Может, это был обман зрения и мне всего-навсего показалось, но, рассматривая свое отражение в зеркале тем вечером, я заметила на теле расплывчатые отметины, походившие на веснушки: очертания «К» на плече и вопросительный знак на грудине. Я задавалась вопросом, а не могло ли это хаотичное нагромождение невидимых знаков быть языком любви. Я чувствовала, что переполнена чем-то, чего не было во мне раньше. Такая она, влюбленность, любовь? Благодаря ей человек становится достойным описания?
* * *
О форели, что обитала в Монтане, разнеслась молва. Говорили, что она крупнее и хитрее любой другой. Люди прозвали ее Сэр Уинстон, и многие съезжались в Монтану только затем, чтобы ее изловить. Никому не везло. Но в один прекрасный день Монтана удостоилась посещения Чарльза Битмана, не менее легендарного, чем сама форель. После двух дней, проведенных на рыбалке, он вернулся обратно в мотель с Сэром Уинстоном в багаже. Люди долго глазели на рыбину, а затем, разумеется, принялись наперебой допытываться у Битмана, на какую мормышку тот удил. Битман не понимал, о чем они. Мормышка? Он достал J из стали, увесистую, начищенную, с дырой для крепления лески. «Само собой, это Berling, антиква J, – сказал он. – Ни одной форели не устоять. А засечки такие, что лучше любых зазубрин. С такого крючка не сорваться никакой рыбе».

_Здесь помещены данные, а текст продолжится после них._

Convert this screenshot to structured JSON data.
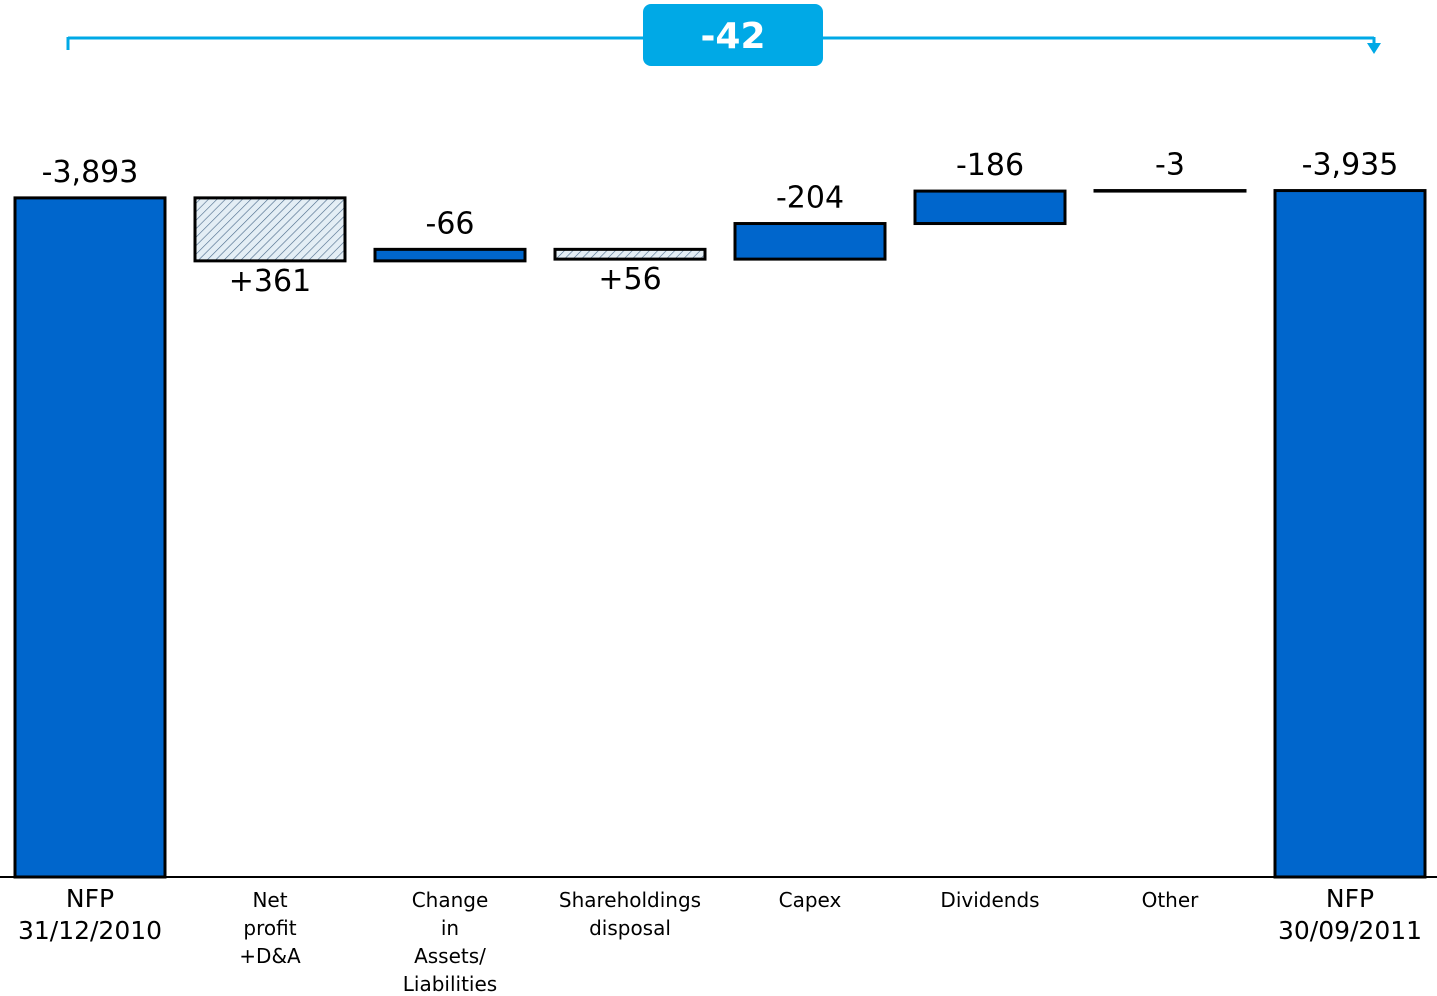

Стояла ночь, и я сидела перед компьютером. Экран заполняла «о». Я бог знает в который раз правила кривые. Внезапно в «о» мелькнуло его лицо. Не так уж странно, учитывая, что лицо Артура то и дело всплывало в памяти. И я знала, что английское слово «face» может обозначать как «лицо», так и «гарнитуру».
А было ли у меня в жизни время, которое я проводила иначе? Не вглядываясь в какой-нибудь знак. Не высматривая знаки вокруг?
Мне иногда думается, что то, чем я занималась в сфере рекламы, тоже своего рода визитка. Я создавала продукт, который характеризует клиента, который ему подходит, который заставляет публику запоминать именно то, чего хотел бы клиент. Когда норвежцу требуется новый диван, название моего клиента тут же всплывает в памяти, как мысленная визитная карточка. И все благодаря выбранному мной шрифту.
Когда я впервые вышла на работу в офис, всем казалось очевидным, что графический дизайн в рекламе – всего лишь косметика; что это что-то поверхностное. Но я быстро приметила, что рекламное объявление, набранное определенной гарнитурой, обеспечивало лучшие продажи, чем оно же, но с другим шрифтом. Мне хватило ума держать это открытие при себе.
Я считала это своим величайшим талантом: ощущение письма. Разумеется, после десяти лет работы в рекламной индустрии я утратила максимализм и сделалась равнодушной, даже циничной, но что-то из давних амбиций и радости просыпалось во мне каждый раз, стоило только начать выбирать гарнитуру среди тысяч возможных. Я могла придать слову «шампанское» такую форму, что оно бы пьянило. Занимаясь рекламной кампанией для туристического бюро, я с неизменным чутьем выбирала те литеры для заголовка, скажем «Приезжайте в Китай», да и все типографическое решение в целом, которые ярче всего вызывали бы в голове у читателя образы Поднебесной. Да так, чтобы перед внутренним взором потенциального клиента раскинулись манящие китайские пейзажи, а во рту появился вкус курицы Кунг Пао. Каждая буква была дверью в Китай. Не было нужды добавлять фото Великой стены или Запретного города; шрифт заключал в себе все. За время моей карьеры мне довелось сверстать несколько полноценных рекламных объявлений – без единой фотографии, – которые люди не задумываясь вырывали из журналов и приклеивали скотчем на стену или на холодильник.
– У тебя дар, – сказал мне старший коллега на очередной церемонии вручения премий.
Я знала. Я всегда думала, что получила своего рода благословение. И только недавно начала задумываться, а не проклятие ли это.
А тем временем я ощущала себя божком, который пишет свой мир ограниченным числом букв и цифр: «Завтра в 12.00 торговый центр «Стуру» заполнят нетерпеливые посетители», – гласил текст объявления, который я однажды набрала невиданной в Норвегии гарнитурой. И на следующий день ровно в 12.00 перед дверью моего заказчика выстроилась длинная очередь.
– Ты волшебница, – говорили мне другие.
– Ты мастер. Начни собственное дело. Разбогатеешь. Они были правы, я была мастером. Но этого мне уже было недостаточно. Я хотела быть творцом. Я хотела создать нечто новое. Но все откладывала начало работы, гнала эту мысль прочь.
До встречи с Артуром я растрачивала силы, стараясь не замечать, что попусту разбрасываюсь своим даром. Что занимаюсь тем же, чем мы занимались с Элен и с развалюхой-Ундервудом: дурю людям головы с помощью письма.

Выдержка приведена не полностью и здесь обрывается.